Nashville Choose How You Move Transportation Improvement Plan
The 15-year TIP “Choose How You Move” plan was structured around four basic neighborhood building blocks — sidewalks, signals, service and safety. It includes 54 miles of “All-Access Corridors” featuring transit priority and significant roadway and signalization improvements. To identify and communicate to local and state officials how the improvements would be funded, HDR supported InfraStrategies in developing a financial model that outlines a long-term funding strategy to develop TIP implementation.
Essential infrastructure like 86 miles of upgraded or new sidewalks, 592 new or upgraded smart traffic signals, 39 miles of Complete Streets projects and 33 miles of additional improvements along high-injury corridors will make it make it safer for people walking, biking, riding or driving around Nashville.
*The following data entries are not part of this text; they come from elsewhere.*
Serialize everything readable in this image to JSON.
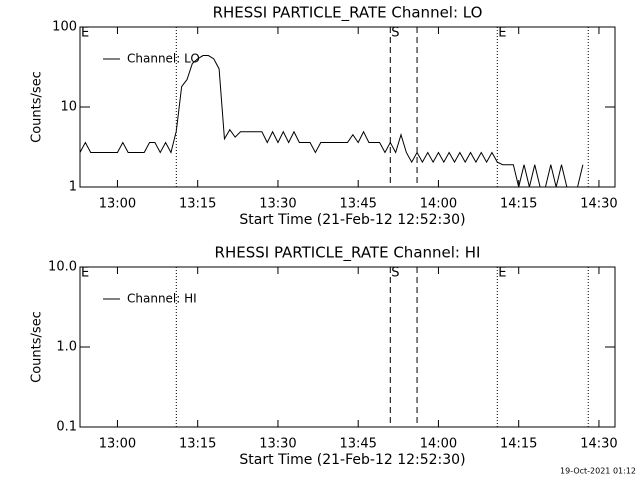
{
  "chart_data": [
    {
      "type": "line",
      "title": "RHESSI PARTICLE_RATE Channel: LO",
      "x_label": "Start Time (21-Feb-12 12:52:30)",
      "y_label": "Counts/sec",
      "log_y": true,
      "legend": "upper left",
      "xlim": [
        "12:53",
        "14:33"
      ],
      "xticks": [
        "13:00",
        "13:15",
        "13:30",
        "13:45",
        "14:00",
        "14:15",
        "14:30"
      ],
      "ylim": [
        1,
        100
      ],
      "yticks": [
        1,
        10,
        100
      ],
      "x": [
        "12:53",
        "12:54",
        "12:55",
        "12:56",
        "12:57",
        "12:58",
        "12:59",
        "13:00",
        "13:01",
        "13:02",
        "13:03",
        "13:04",
        "13:05",
        "13:06",
        "13:07",
        "13:08",
        "13:09",
        "13:10",
        "13:11",
        "13:12",
        "13:13",
        "13:14",
        "13:15",
        "13:16",
        "13:17",
        "13:18",
        "13:19",
        "13:20",
        "13:21",
        "13:22",
        "13:23",
        "13:24",
        "13:25",
        "13:26",
        "13:27",
        "13:28",
        "13:29",
        "13:30",
        "13:31",
        "13:32",
        "13:33",
        "13:34",
        "13:35",
        "13:36",
        "13:37",
        "13:38",
        "13:39",
        "13:40",
        "13:41",
        "13:42",
        "13:43",
        "13:44",
        "13:45",
        "13:46",
        "13:47",
        "13:48",
        "13:49",
        "13:50",
        "13:51",
        "13:52",
        "13:53",
        "13:54",
        "13:55",
        "13:56",
        "13:57",
        "13:58",
        "13:59",
        "14:00",
        "14:01",
        "14:02",
        "14:03",
        "14:04",
        "14:05",
        "14:06",
        "14:07",
        "14:08",
        "14:09",
        "14:10",
        "14:11",
        "14:12",
        "14:13",
        "14:14",
        "14:15",
        "14:16",
        "14:17",
        "14:18",
        "14:19",
        "14:20",
        "14:21",
        "14:22",
        "14:23",
        "14:24",
        "14:25",
        "14:26",
        "14:27"
      ],
      "series": [
        {
          "name": "Channel: LO",
          "color": "#000000",
          "values": [
            2.7,
            3.6,
            2.7,
            2.7,
            2.7,
            2.7,
            2.7,
            2.7,
            3.6,
            2.7,
            2.7,
            2.7,
            2.7,
            3.6,
            3.6,
            2.7,
            3.6,
            2.7,
            5,
            18,
            22,
            35,
            40,
            44,
            44,
            40,
            30,
            4,
            5.2,
            4.2,
            4.9,
            4.9,
            4.9,
            4.9,
            4.9,
            3.6,
            4.9,
            3.6,
            4.9,
            3.6,
            4.9,
            3.6,
            3.6,
            3.6,
            2.7,
            3.6,
            3.6,
            3.6,
            3.6,
            3.6,
            3.6,
            4.5,
            3.6,
            4.9,
            3.6,
            3.6,
            3.6,
            2.7,
            3.6,
            2.7,
            4.5,
            2.7,
            2.05,
            2.7,
            2.05,
            2.7,
            2.05,
            2.7,
            2.05,
            2.7,
            2.05,
            2.7,
            2.05,
            2.7,
            2.05,
            2.7,
            2.05,
            2.7,
            2.05,
            1.9,
            1.9,
            1.9,
            1,
            1.9,
            1,
            1.9,
            1,
            1,
            1.9,
            1,
            1.9,
            1,
            1,
            1,
            1.9
          ]
        }
      ],
      "markers": [
        {
          "label": "E",
          "x": "12:53"
        },
        {
          "label": "S",
          "x": "13:51"
        },
        {
          "label": "E",
          "x": "14:11"
        }
      ],
      "lines": [
        {
          "x": "13:11",
          "style": "dotted"
        },
        {
          "x": "13:51",
          "style": "dashed"
        },
        {
          "x": "13:56",
          "style": "dashed"
        },
        {
          "x": "14:11",
          "style": "dotted"
        },
        {
          "x": "14:28",
          "style": "dotted"
        }
      ]
    },
    {
      "type": "line",
      "title": "RHESSI PARTICLE_RATE Channel: HI",
      "x_label": "Start Time (21-Feb-12 12:52:30)",
      "y_label": "Counts/sec",
      "log_y": true,
      "legend": "upper left",
      "xlim": [
        "12:53",
        "14:33"
      ],
      "xticks": [
        "13:00",
        "13:15",
        "13:30",
        "13:45",
        "14:00",
        "14:15",
        "14:30"
      ],
      "ylim": [
        0.1,
        10
      ],
      "yticks": [
        0.1,
        {
          "value": 1,
          "label": "1.0"
        },
        {
          "value": 10,
          "label": "10.0"
        }
      ],
      "x": [],
      "series": [
        {
          "name": "Channel: HI",
          "color": "#000000",
          "values": []
        }
      ],
      "markers": [
        {
          "label": "E",
          "x": "12:53"
        },
        {
          "label": "S",
          "x": "13:51"
        },
        {
          "label": "E",
          "x": "14:11"
        }
      ],
      "lines": [
        {
          "x": "13:11",
          "style": "dotted"
        },
        {
          "x": "13:51",
          "style": "dashed"
        },
        {
          "x": "13:56",
          "style": "dashed"
        },
        {
          "x": "14:11",
          "style": "dotted"
        },
        {
          "x": "14:28",
          "style": "dotted"
        }
      ]
    }
  ],
  "footer": "19-Oct-2021 01:12"
}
Transit service is expected to improve with more frequent service, shorter wait times and later service hours. New routes will also connect destinations more efficiently. The plan also includes basic facilities required to run a reliable and efficient transit system, including 65 new buses, 285 bus stop enhancements, 12 new transit centers, 17 new park and ride facilities and two bus garages. Also, the plan provides for subsidized transit trips for low-Income residents of Davidson County who qualify.
Enhanced Communication Strategy Focused on Awareness & Benefits
Our strategic communications team helped build a communication plan, including the development of a brand identity for the plan initiative — “Choose How You Move.” A TIP document was produced to explain how the TIP will help all Nashvillians — not just transit users. A key factor in garnering communitywide support was incorporating the experiences of real people representing different groups within the community in the TIP document. We described how their lives would improve with the “Choose How You Move” plan, making it more relatable to a broad cross-section of Nashville and Davidson County.
A timeline and graphic showed how Nashvillians, for the past decade, have consistently expressed in public meetings, surveys and workshops that what matters most are basic infrastructure building blocks like sidewalks. We embedded graphics that highlighted how many minutes Nashvillians can look forward to saving during their commutes and maps to show how the transportation improvements would transform Davidson County.
On Nov. 5, 2024, voters in Nashville overwhelmingly approved the half-penny sales tax increase to fund the “Choose How You Move” plan with 66% of the vote in support. Collection of the new sales tax began in February 2025 providing a dedicated source of revenue for Nashville to invest significant resources to resolve longstanding infrastructure issues in the fast-growing city.